Es ging dir das Herz auf, als du sahst, wie Harry seinen Patenonkel umarmte und es war diese zerbrechliche Blume, die du versucht hattest zu schützen. Sie war dir heute im Glaskasten zerbrochen. Und es brach dir das Herz.
That too will pass
That too will pass
Ich wusste, dass dir diese Gefühle ein Dorn im Auge waren. Du hattest damals, bei Gellert, so lange gewartet, dass Millionen gestorben waren. Du hasstest dich dafür. Du wolltest nie wieder so feige sein. Ich hatte dich damals aus einem zerbrochenen Spiegel beobachtet, der an der Wand eines Hauses hang, von der Nicht mehr, als diese eine Wand übrig geblieben war, beobachtet.
Nachts kam ich aus meinem Rahmen heraus, wenn du schliefst. Es gab wohl wenig Träume, in denen ich dich nicht besuchte.
Ich setzte mich auf dem Rahmen des Bildes, um dich besser beobachten zu können, meine Füße schaukelten hin und her, immer noch in den selben weißen Socken, die du mir damals
über die Füße gestreift hattest. Merkwürdigerweise hatte ich keine Schuhe an.

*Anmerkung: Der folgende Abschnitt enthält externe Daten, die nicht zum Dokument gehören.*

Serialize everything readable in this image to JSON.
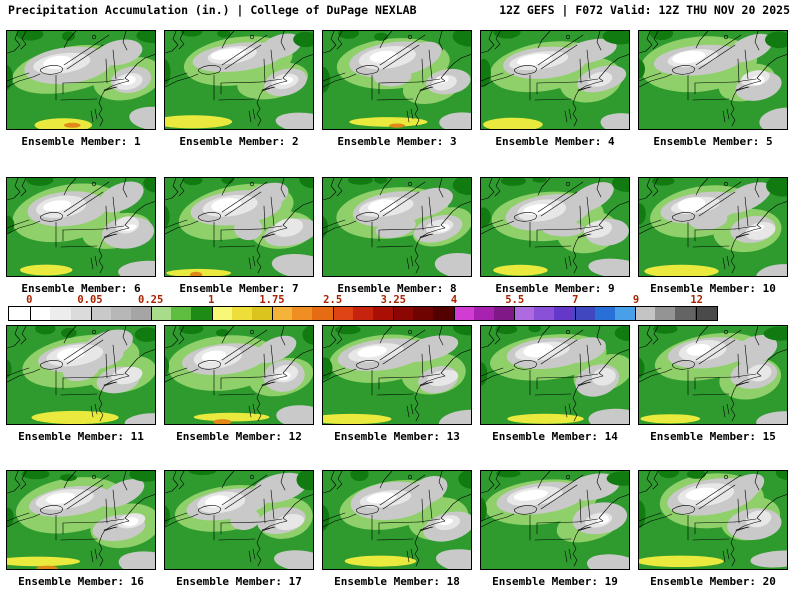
{
  "header": {
    "left_title": "Precipitation Accumulation (in.) | College of DuPage NEXLAB",
    "right_title": "12Z GEFS | F072 Valid: 12Z THU NOV 20 2025"
  },
  "colorbar": {
    "tick_labels": [
      "0",
      "0.05",
      "0.25",
      "1",
      "1.75",
      "2.5",
      "3.25",
      "4",
      "5.5",
      "7",
      "9",
      "12"
    ],
    "tick_label_color": "#aa2200",
    "underflow_color": "#ffffff",
    "overflow_color": "#4a4a4a",
    "segment_colors": [
      "#ffffff",
      "#ededed",
      "#dbdbdb",
      "#c9c9c9",
      "#b7b7b7",
      "#a5a5a5",
      "#a9dc8a",
      "#5fbe3f",
      "#1e8c14",
      "#f8f878",
      "#eede3a",
      "#dcc41e",
      "#f6b33a",
      "#ef8e22",
      "#e66c14",
      "#de4414",
      "#c6240e",
      "#aa0f06",
      "#8c0604",
      "#6e0302",
      "#520100",
      "#d23cd2",
      "#a822b0",
      "#801888",
      "#b06ae0",
      "#8a50d8",
      "#6438c8",
      "#4048c0",
      "#2870d8",
      "#48a0e8",
      "#c4c4c4",
      "#949494",
      "#646464"
    ]
  },
  "map_palette": {
    "green": "#2f9b2f",
    "light_green": "#8fd06a",
    "dark_green": "#117a11",
    "gray": "#c9c9c9",
    "light_gray": "#e7e7e7",
    "white": "#ffffff",
    "yellow": "#e9e93e",
    "orange": "#e08818",
    "border": "#000000"
  },
  "members": [
    {
      "label": "Ensemble Member: 1"
    },
    {
      "label": "Ensemble Member: 2"
    },
    {
      "label": "Ensemble Member: 3"
    },
    {
      "label": "Ensemble Member: 4"
    },
    {
      "label": "Ensemble Member: 5"
    },
    {
      "label": "Ensemble Member: 6"
    },
    {
      "label": "Ensemble Member: 7"
    },
    {
      "label": "Ensemble Member: 8"
    },
    {
      "label": "Ensemble Member: 9"
    },
    {
      "label": "Ensemble Member: 10"
    },
    {
      "label": "Ensemble Member: 11"
    },
    {
      "label": "Ensemble Member: 12"
    },
    {
      "label": "Ensemble Member: 13"
    },
    {
      "label": "Ensemble Member: 14"
    },
    {
      "label": "Ensemble Member: 15"
    },
    {
      "label": "Ensemble Member: 16"
    },
    {
      "label": "Ensemble Member: 17"
    },
    {
      "label": "Ensemble Member: 18"
    },
    {
      "label": "Ensemble Member: 19"
    },
    {
      "label": "Ensemble Member: 20"
    }
  ]
}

Das ist nur eine der Sachen, die mich wundern und es ist auch eine der vielen Rätseln, die ich nie lösen konnte und mich so auch einfach damit abgefunden hatte, dass sie nun einmal existierten. Trotzdem betrachtete ich immer noch gern die etwas zu großen Socken, wenn du ich dich von meinem Platz zwischen den verstaubten Geschichten beobachte.
Das größte Rätsel, das es immer wieder schafft, sich in meine Gedanken zu schleichen, ist, warum ich eigentlich hier bin.

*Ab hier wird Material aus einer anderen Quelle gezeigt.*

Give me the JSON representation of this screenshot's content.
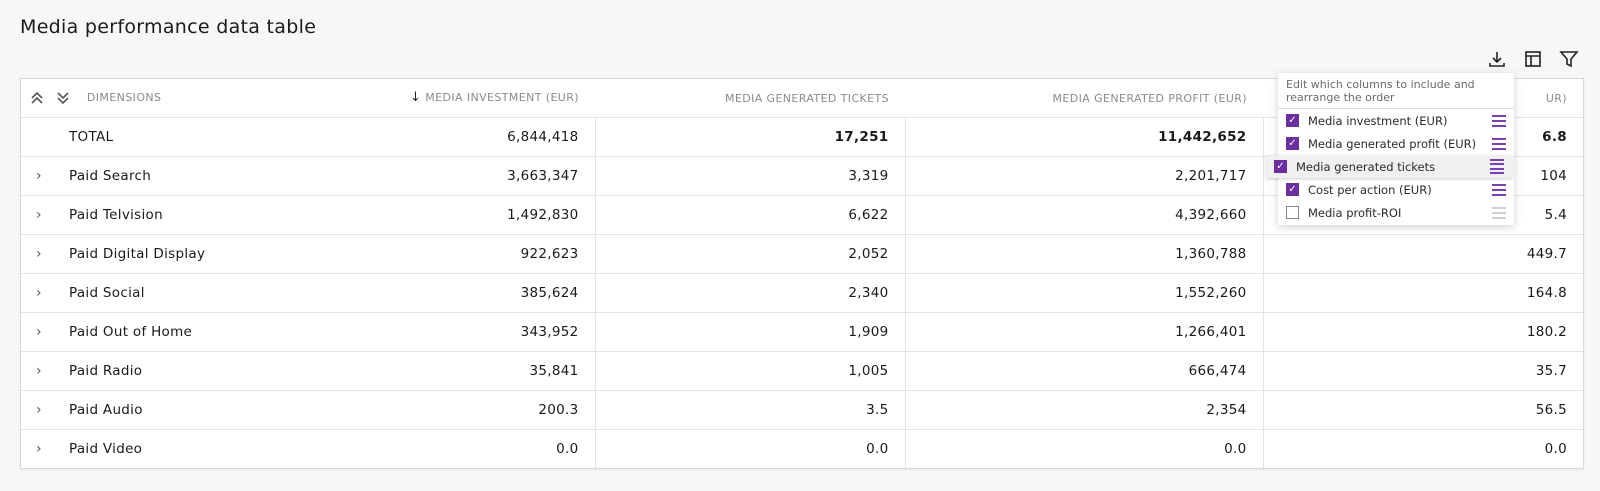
{
  "page": {
    "title": "Media performance data table"
  },
  "toolbar": {
    "download_icon": "download-icon",
    "columns_icon": "columns-icon",
    "filter_icon": "filter-icon"
  },
  "table": {
    "headers": {
      "dimensions": "DIMENSIONS",
      "col1": "MEDIA INVESTMENT (EUR)",
      "col2": "MEDIA GENERATED TICKETS",
      "col3": "MEDIA GENERATED PROFIT (EUR)",
      "col4": "UR)"
    },
    "sort_icon": "arrow-down-icon",
    "rows": [
      {
        "name": "TOTAL",
        "v1": "6,844,418",
        "v2": "17,251",
        "v3": "11,442,652",
        "v4": "6.8"
      },
      {
        "name": "Paid Search",
        "v1": "3,663,347",
        "v2": "3,319",
        "v3": "2,201,717",
        "v4": "104"
      },
      {
        "name": "Paid Telvision",
        "v1": "1,492,830",
        "v2": "6,622",
        "v3": "4,392,660",
        "v4": "5.4"
      },
      {
        "name": "Paid Digital Display",
        "v1": "922,623",
        "v2": "2,052",
        "v3": "1,360,788",
        "v4": "449.7"
      },
      {
        "name": "Paid Social",
        "v1": "385,624",
        "v2": "2,340",
        "v3": "1,552,260",
        "v4": "164.8"
      },
      {
        "name": "Paid Out of Home",
        "v1": "343,952",
        "v2": "1,909",
        "v3": "1,266,401",
        "v4": "180.2"
      },
      {
        "name": "Paid Radio",
        "v1": "35,841",
        "v2": "1,005",
        "v3": "666,474",
        "v4": "35.7"
      },
      {
        "name": "Paid Audio",
        "v1": "200.3",
        "v2": "3.5",
        "v3": "2,354",
        "v4": "56.5"
      },
      {
        "name": "Paid Video",
        "v1": "0.0",
        "v2": "0.0",
        "v3": "0.0",
        "v4": "0.0"
      }
    ]
  },
  "column_editor": {
    "hint": "Edit which columns to include and rearrange the order",
    "items": [
      {
        "label": "Media investment (EUR)",
        "checked": true
      },
      {
        "label": "Media generated profit (EUR)",
        "checked": true
      },
      {
        "label": "Media generated tickets",
        "checked": true,
        "dragging": true
      },
      {
        "label": "Cost per action (EUR)",
        "checked": true
      },
      {
        "label": "Media profit-ROI",
        "checked": false
      }
    ]
  },
  "colors": {
    "accent": "#6b2fa0"
  }
}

Aber als ich diese Nacht um vier Uhr dein Schlaflied singe und dir durch deine nun silbernen Haare strich, glaubte ich die Antwort zu wissen, weil das die einzige Zeit war, in der du jemals wieder meinen Namen erwähnt hattest.
You'll recall all that
Till one day
Ich sang auch in deiner letzten Nacht dein Schlaflied.

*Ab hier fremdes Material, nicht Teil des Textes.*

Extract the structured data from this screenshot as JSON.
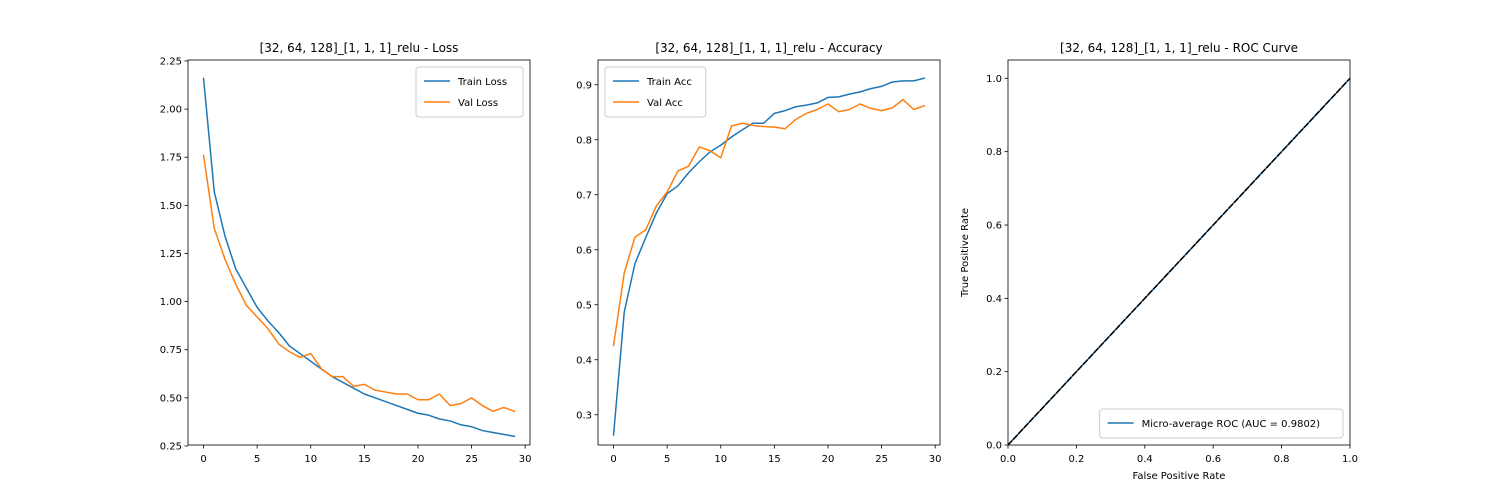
{
  "chart_data": [
    {
      "type": "line",
      "title": "[32, 64, 128]_[1, 1, 1]_relu - Loss",
      "xlabel": "",
      "ylabel": "",
      "xlim": [
        -1.45,
        30.45
      ],
      "ylim": [
        0.255,
        2.255
      ],
      "xticks": [
        0,
        5,
        10,
        15,
        20,
        25,
        30
      ],
      "yticks": [
        0.25,
        0.5,
        0.75,
        1.0,
        1.25,
        1.5,
        1.75,
        2.0,
        2.25
      ],
      "ytick_labels": [
        "0.25",
        "0.50",
        "0.75",
        "1.00",
        "1.25",
        "1.50",
        "1.75",
        "2.00",
        "2.25"
      ],
      "legend": "top-right",
      "x": [
        0,
        1,
        2,
        3,
        4,
        5,
        6,
        7,
        8,
        9,
        10,
        11,
        12,
        13,
        14,
        15,
        16,
        17,
        18,
        19,
        20,
        21,
        22,
        23,
        24,
        25,
        26,
        27,
        28,
        29
      ],
      "series": [
        {
          "name": "Train Loss",
          "color": "#1f77b4",
          "values": [
            2.16,
            1.57,
            1.34,
            1.17,
            1.07,
            0.97,
            0.9,
            0.84,
            0.77,
            0.73,
            0.69,
            0.65,
            0.61,
            0.58,
            0.55,
            0.52,
            0.5,
            0.48,
            0.46,
            0.44,
            0.42,
            0.41,
            0.39,
            0.38,
            0.36,
            0.35,
            0.33,
            0.32,
            0.31,
            0.3
          ]
        },
        {
          "name": "Val Loss",
          "color": "#ff7f0e",
          "values": [
            1.76,
            1.38,
            1.22,
            1.09,
            0.98,
            0.92,
            0.86,
            0.78,
            0.74,
            0.71,
            0.73,
            0.65,
            0.61,
            0.61,
            0.56,
            0.57,
            0.54,
            0.53,
            0.52,
            0.52,
            0.49,
            0.49,
            0.52,
            0.46,
            0.47,
            0.5,
            0.46,
            0.43,
            0.45,
            0.43
          ]
        }
      ]
    },
    {
      "type": "line",
      "title": "[32, 64, 128]_[1, 1, 1]_relu - Accuracy",
      "xlabel": "",
      "ylabel": "",
      "xlim": [
        -1.45,
        30.45
      ],
      "ylim": [
        0.245,
        0.945
      ],
      "xticks": [
        0,
        5,
        10,
        15,
        20,
        25,
        30
      ],
      "yticks": [
        0.3,
        0.4,
        0.5,
        0.6,
        0.7,
        0.8,
        0.9
      ],
      "ytick_labels": [
        "0.3",
        "0.4",
        "0.5",
        "0.6",
        "0.7",
        "0.8",
        "0.9"
      ],
      "legend": "top-left",
      "x": [
        0,
        1,
        2,
        3,
        4,
        5,
        6,
        7,
        8,
        9,
        10,
        11,
        12,
        13,
        14,
        15,
        16,
        17,
        18,
        19,
        20,
        21,
        22,
        23,
        24,
        25,
        26,
        27,
        28,
        29
      ],
      "series": [
        {
          "name": "Train Acc",
          "color": "#1f77b4",
          "values": [
            0.263,
            0.487,
            0.575,
            0.622,
            0.667,
            0.702,
            0.716,
            0.74,
            0.76,
            0.778,
            0.79,
            0.805,
            0.818,
            0.83,
            0.83,
            0.848,
            0.853,
            0.86,
            0.863,
            0.867,
            0.877,
            0.878,
            0.883,
            0.887,
            0.893,
            0.897,
            0.905,
            0.907,
            0.907,
            0.912
          ]
        },
        {
          "name": "Val Acc",
          "color": "#ff7f0e",
          "values": [
            0.426,
            0.558,
            0.623,
            0.636,
            0.68,
            0.705,
            0.743,
            0.752,
            0.787,
            0.78,
            0.767,
            0.825,
            0.83,
            0.826,
            0.824,
            0.823,
            0.82,
            0.837,
            0.848,
            0.855,
            0.865,
            0.851,
            0.855,
            0.865,
            0.857,
            0.853,
            0.858,
            0.873,
            0.855,
            0.862
          ]
        }
      ]
    },
    {
      "type": "line",
      "title": "[32, 64, 128]_[1, 1, 1]_relu - ROC Curve",
      "xlabel": "False Positive Rate",
      "ylabel": "True Positive Rate",
      "xlim": [
        0.0,
        1.0
      ],
      "ylim": [
        0.0,
        1.05
      ],
      "xticks": [
        0.0,
        0.2,
        0.4,
        0.6,
        0.8,
        1.0
      ],
      "xtick_labels": [
        "0.0",
        "0.2",
        "0.4",
        "0.6",
        "0.8",
        "1.0"
      ],
      "yticks": [
        0.0,
        0.2,
        0.4,
        0.6,
        0.8,
        1.0
      ],
      "ytick_labels": [
        "0.0",
        "0.2",
        "0.4",
        "0.6",
        "0.8",
        "1.0"
      ],
      "legend": "lower-right",
      "series": [
        {
          "name": "Micro-average ROC (AUC = 0.9802)",
          "color": "#1f77b4",
          "style": "solid",
          "x": [
            0.0,
            1.0
          ],
          "values": [
            0.0,
            1.0
          ]
        },
        {
          "name": "",
          "color": "#000000",
          "style": "dashed",
          "x": [
            0.0,
            1.0
          ],
          "values": [
            0.0,
            1.0
          ]
        }
      ]
    }
  ]
}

Ich stand neben dir. Du schliefst bereits, als sich deine Lippen noch bewegten.
Ich hielt deine Hand, als du nach hinten flogst und ich spürte, wie du den Druck erwidertest, als wir zusammen die Augen schlossen und die Welt an uns vorbei zog.
You too will pass.
Du hättest mich nur einmal ansehen müssen, Albus", sagte Ariana, beendete ihr Lied und sah zu ihrem Bruder hinüber, der neben ihr im Gras saß und plötzlich um einiges älter aussah, als ihn das Mädchen jemals erlebt hatte. Wieder tropfte eine Träne in seinen Schoß.
Ariana nahm sein gesicht in ihre zierlichen Hände und brachte ihn sanft dazu, sie an zu sehen.
„Jetzt kannst du ihn nicht loslassen, hab ich recht, Alby?", er blickte ihr in die Augen und nickte.
Mit einem Seufzer, der viel zu alt für sie klang und gleichzeitig im Wind verwehte, kaum war er ihr entwichen, stand Ariana auf.
„Dann werde ich dich jetzt mal mit ihm allein lassen. Sieh wer da kommt".
Sie deute auf die andere Seite des Gartens, wo der Nebel wieder aufgetaucht war und jetzt die Gestalt eines schwarzhaarigen Mannes und eines kleinen, dünnen Kindes umwaberte.
Ariana drehte sich um, als ihr Bruder sie noch einmal am Arm griff. Auf ein Mal sah er wieder viel jünger aus und in seinen Augen spiegelte sich Angst.
„Du wirst doch nicht ...?"
Ariana drückte seine Hand und lächelte. Auf einmal war sie es, die viel älter aussah.
„Nein, Albus, ich werde noch nicht gehen. Ich habe nicht ein Jahrhundert gewartet, um ohne dich zu gehen. Und außerdem", fügte sie hinzu, „kann ich dich doch nicht wieder mit dem kleinen Tom allein umspringen lassen."
Albus ließ ihre Hand los und blickte mit großen Augen auf das kleine zusammengerollte Wesen. Zuerst zeichnete sich Mitleid und eine Trauer auf seinen nun wieder alten Zügen ab, doch dann wanderten seine Augen zu Harry und ein strahlendes Lächeln bildete sich. Er stand auf und konnte nicht anders, als die Arme weit ausgebreitend, in den Nebel zurück zu schreiten.